Conditional GET Requests

If the browser has a copy of the component in its cache, but isn't sure whether it's still valid, a conditional GET request is made. If the cached copy is still valid, the browser uses the copy from its cache, resulting in a smaller response and a faster user experience.

Typically, the validity of the cached copy is derived from the date it was last modified. The browser knows when the component was last modified based on the Last-Modified header in the response (refer to the previous sample responses). It uses the If-Modified-Since header to send the last modified date back to the server. The browser is essentially saying, "I have a version of this resource with the following last modified date. May I just use it?"

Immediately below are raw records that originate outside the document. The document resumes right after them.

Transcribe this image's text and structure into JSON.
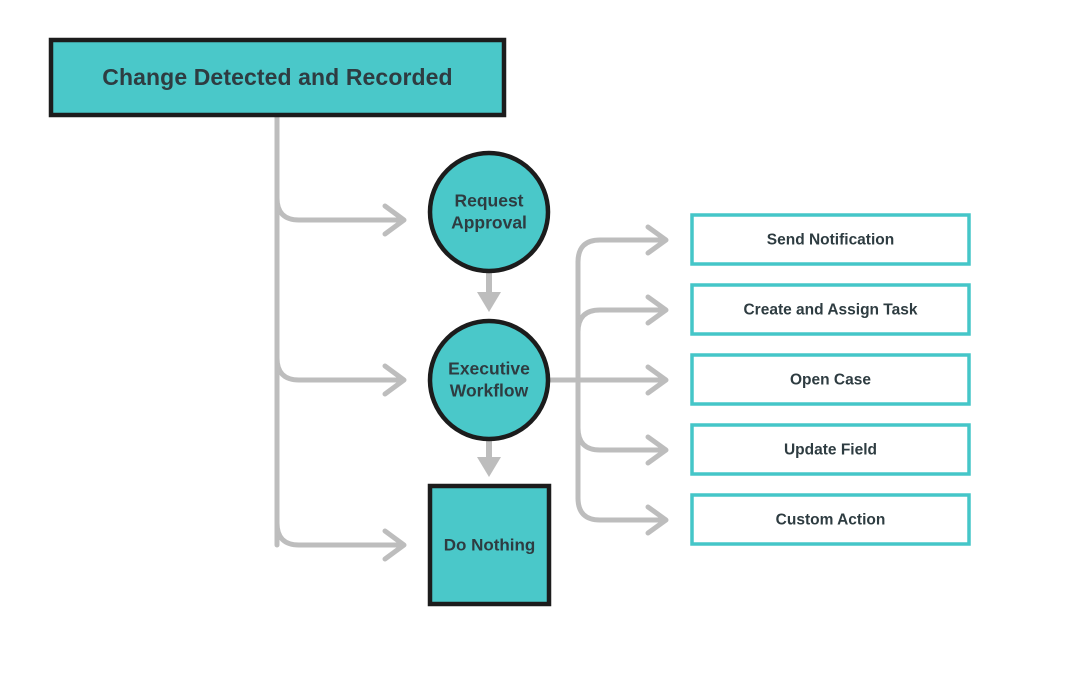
{
  "diagram": {
    "title_node": {
      "label": "Change Detected and Recorded",
      "shape": "rectangle",
      "fill": "#4ac8c9",
      "border": "#1c1c1c",
      "text_color": "#2e3c41"
    },
    "decision_nodes": [
      {
        "id": "request-approval",
        "label_line1": "Request",
        "label_line2": "Approval",
        "shape": "circle",
        "fill": "#4ac8c9",
        "border": "#1c1c1c"
      },
      {
        "id": "executive-workflow",
        "label_line1": "Executive",
        "label_line2": "Workflow",
        "shape": "circle",
        "fill": "#4ac8c9",
        "border": "#1c1c1c"
      },
      {
        "id": "do-nothing",
        "label_line1": "Do Nothing",
        "label_line2": "",
        "shape": "square",
        "fill": "#4ac8c9",
        "border": "#1c1c1c"
      }
    ],
    "action_nodes": [
      {
        "id": "send-notification",
        "label": "Send Notification",
        "fill": "#ffffff",
        "border": "#45c6c8"
      },
      {
        "id": "create-assign-task",
        "label": "Create and Assign Task",
        "fill": "#ffffff",
        "border": "#45c6c8"
      },
      {
        "id": "open-case",
        "label": "Open Case",
        "fill": "#ffffff",
        "border": "#45c6c8"
      },
      {
        "id": "update-field",
        "label": "Update Field",
        "fill": "#ffffff",
        "border": "#45c6c8"
      },
      {
        "id": "custom-action",
        "label": "Custom Action",
        "fill": "#ffffff",
        "border": "#45c6c8"
      }
    ],
    "connector_color": "#bdbdbd",
    "arrow_fill_color": "#bdbdbd",
    "background": "#ffffff"
  }
}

GET /us.js.yimg.com/lib/common/utils/2/yahoo_2.0.0-b2.js HTTP/1.1
Host: us.js2.yimg.com
User-Agent: Mozilla/5.0 (...) Gecko/20061206 Firefox/1.5.0.9
Accept-Encoding: gzip,deflate
If-Modified-Since: Wed, 22 Feb 2006 04:15:54 GMT
HTTP/1.1 304 Not Modified
Content-Type: application/x-javascript
Last-Modified: Wed, 22 Feb 2006 04:15:54 GM

If the component has not been modified since the specified date, the server returns a "304 Not Modified" status code and skips sending the body of the response, resulting in a smaller and faster response. In HTTP/1.1 the ETag and If-None-Match headers are another way to make conditional GET requests. Both approaches are discussed in Chapter 15.